Catch Your Breath: Adaptive Computation for Self-Paced Sequence Production
Researchers propose Catch Your Breath (CYB), a novel training method that enables AI models to dynamically control the number of computational steps used for processing inputs through <pause> tokens. The approach outperforms standard cross-entropy training by allowing models to signal when they need additional processing time, improving performance metrics like perplexity without increasing computational overhead.
The research addresses a fundamental challenge in inference-time scaling for large language models: how to enable models to adaptively allocate computational resources during generation. Traditional pause-token approaches treat additional compute steps as fixed overheads, lacking mechanisms for models to regulate their own processing demands. CYB reframes this as a sequential decision problem where models emit <don't know> signals to autonomously extend their reasoning horizon before responding.
This work builds on growing interest in inference-time scaling methods as alternatives to simply increasing model parameters. While techniques like chain-of-thought prompting and test-time compute have shown promise, they often lack principled training objectives. CYB fills this gap by creating a supervised loss function that teaches models when to pause, enabling learned self-regulation rather than fixed computational budgets.
The practical implications are significant for AI developers and infrastructure providers. Models trained with CYB demonstrate measurable improvements in downstream task accuracy and perplexity reduction without requiring additional memory or computational resources during training. This efficiency matters for deployment scenarios where inference costs constrain accessibility.

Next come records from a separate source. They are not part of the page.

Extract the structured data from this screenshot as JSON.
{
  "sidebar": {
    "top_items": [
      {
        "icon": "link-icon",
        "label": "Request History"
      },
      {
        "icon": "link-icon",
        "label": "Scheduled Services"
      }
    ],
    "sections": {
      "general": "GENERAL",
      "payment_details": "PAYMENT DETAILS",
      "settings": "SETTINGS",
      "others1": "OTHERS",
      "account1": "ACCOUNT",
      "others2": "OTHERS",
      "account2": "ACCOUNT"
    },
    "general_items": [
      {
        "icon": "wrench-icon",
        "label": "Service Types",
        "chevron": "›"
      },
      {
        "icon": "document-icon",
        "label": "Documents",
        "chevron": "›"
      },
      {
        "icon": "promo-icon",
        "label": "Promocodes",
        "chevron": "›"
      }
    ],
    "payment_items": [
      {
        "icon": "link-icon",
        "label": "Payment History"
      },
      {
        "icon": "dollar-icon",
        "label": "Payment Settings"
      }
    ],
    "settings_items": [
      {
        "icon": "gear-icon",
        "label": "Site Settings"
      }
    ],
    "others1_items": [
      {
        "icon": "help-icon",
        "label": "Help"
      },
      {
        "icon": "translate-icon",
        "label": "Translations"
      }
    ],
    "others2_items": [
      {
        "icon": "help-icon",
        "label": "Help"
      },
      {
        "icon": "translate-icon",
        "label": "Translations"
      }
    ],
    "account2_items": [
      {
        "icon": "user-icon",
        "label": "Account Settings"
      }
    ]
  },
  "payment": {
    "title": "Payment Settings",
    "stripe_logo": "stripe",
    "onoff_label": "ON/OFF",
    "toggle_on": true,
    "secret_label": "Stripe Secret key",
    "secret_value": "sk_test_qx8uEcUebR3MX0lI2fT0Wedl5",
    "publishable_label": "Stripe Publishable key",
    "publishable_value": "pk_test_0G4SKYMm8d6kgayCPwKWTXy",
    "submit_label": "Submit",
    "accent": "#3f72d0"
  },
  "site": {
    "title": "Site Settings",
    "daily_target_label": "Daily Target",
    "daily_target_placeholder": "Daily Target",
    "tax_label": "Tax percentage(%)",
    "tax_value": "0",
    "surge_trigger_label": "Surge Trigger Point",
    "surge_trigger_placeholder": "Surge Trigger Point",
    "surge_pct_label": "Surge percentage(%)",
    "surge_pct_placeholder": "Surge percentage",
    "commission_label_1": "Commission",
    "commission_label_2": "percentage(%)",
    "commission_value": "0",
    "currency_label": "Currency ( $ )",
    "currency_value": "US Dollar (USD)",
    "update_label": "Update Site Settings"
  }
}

The findings suggest future work may optimize how models learn to allocate compute across different input complexities. Potential applications include adaptive inference systems that scale processing dynamically based on task difficulty, reducing latency for simple queries while allocating more compute to complex reasoning. Integration with quantization and other optimization techniques could further enhance efficiency.

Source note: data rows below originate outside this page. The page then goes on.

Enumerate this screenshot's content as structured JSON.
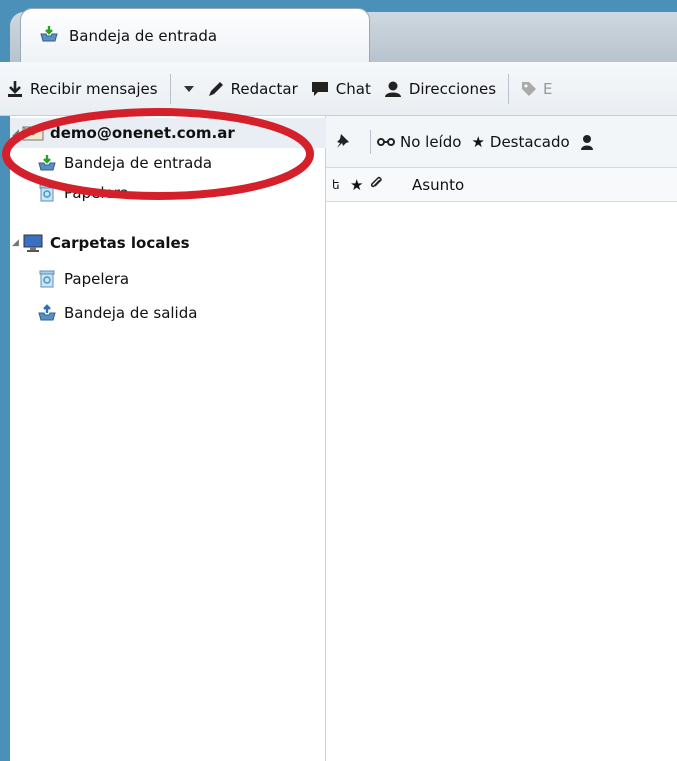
{
  "tab": {
    "title": "Bandeja de entrada"
  },
  "toolbar": {
    "get_messages": "Recibir mensajes",
    "compose": "Redactar",
    "chat": "Chat",
    "address_book": "Direcciones",
    "tag_partial": "E"
  },
  "folders": {
    "account": "demo@onenet.com.ar",
    "account_inbox": "Bandeja de entrada",
    "account_trash": "Papelera",
    "local": "Carpetas locales",
    "local_trash": "Papelera",
    "local_outbox": "Bandeja de salida"
  },
  "quickfilter": {
    "unread": "No leído",
    "starred": "Destacado"
  },
  "columns": {
    "subject": "Asunto"
  },
  "colors": {
    "window_frame": "#4a90b8",
    "annotation_red": "#d4202a"
  }
}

- βCYB enables models to dynamically control computation steps through learned pause-token emission rather than fixed delays.
- βThe method improves perplexity and downstream accuracy without increasing training or inference computational costs.
- βModels trained with CYB outperform standard cross-entropy objectives in both pretraining and fine-tuning scenarios.
- βThe approach makes inference-time scaling more efficient by allowing adaptive rather than static compute allocation.
- βThis technique could enable resource-efficient deployment of adaptive reasoning capabilities in production systems.